While the state of New York is scrambling to respond to the outraged parents who opted out of state tests last year, New York City is threatening teachers who dare to speak about opting out.


Last spring, 20% of the state’s eligible students opted out (about a quarter million students), but the numbers were much lower in New York City. Some attribute this to the fear of losing funding. Whatever the reason, less than 2% of students in New York City refused the tests.


The city wants to keep the numbers low.


According to the New York Times:


At a forum in December, Anita Skop, the superintendent of District 15 in Brooklyn, which had the highest rate of test refusals in the city last year, said that for an educator to encourage opting out was a political act and that public employees were barred from using their positions to make political statements.
On March 7, the teachers at Public School 234 in TriBeCa, where only two students opted out last year, emailed the school’s parents a broadside against the tests. The email said the exams hurt “every single class of students across the school” because of the resources they consumed.

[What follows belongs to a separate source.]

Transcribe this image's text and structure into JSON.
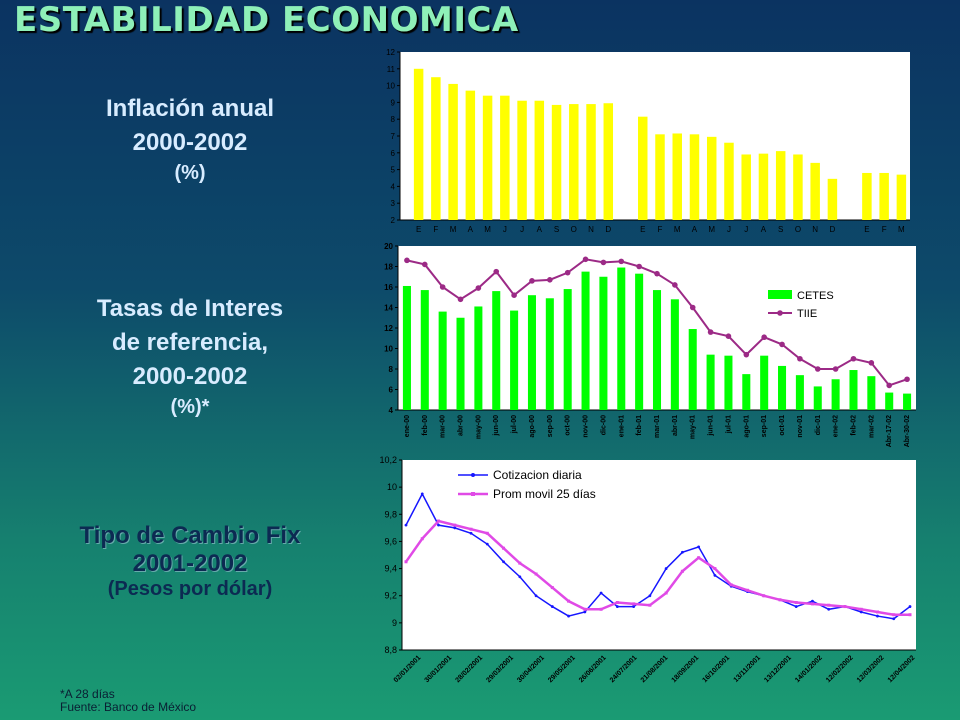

But 10 days later, when dozens of parents showed up for a PTA meeting where they expected to hear more about the tests, the teachers were nowhere to be seen. The school’s principal explained that “it didn’t feel safe” for them to speak, adding that their union had informed them that their email could be considered insubordination. The principal, Lisa Ripperger, introduced an official from the Education Department who was there to “help oversee our meeting.”


Several principals said they had been told by either the schools chancellor, Carmen Fariña, or their superintendents that they and their teachers should not encourage opting out. There were no specific consequences mentioned, but the warnings were enough to deter some educators.


Devora Kaye, a spokeswoman for the Education Department, said that teachers were free to express themselves on matters of public concern as private citizens, but not as representatives of the department, and that if they crossed that line they could be disciplined. Asked what the disciplinary measures might be, Ms. Kaye said they were determined case by case.


“I don’t think that the teachers’ putting themselves in the middle of it is a good idea,” Ms. Fariña said in an interview.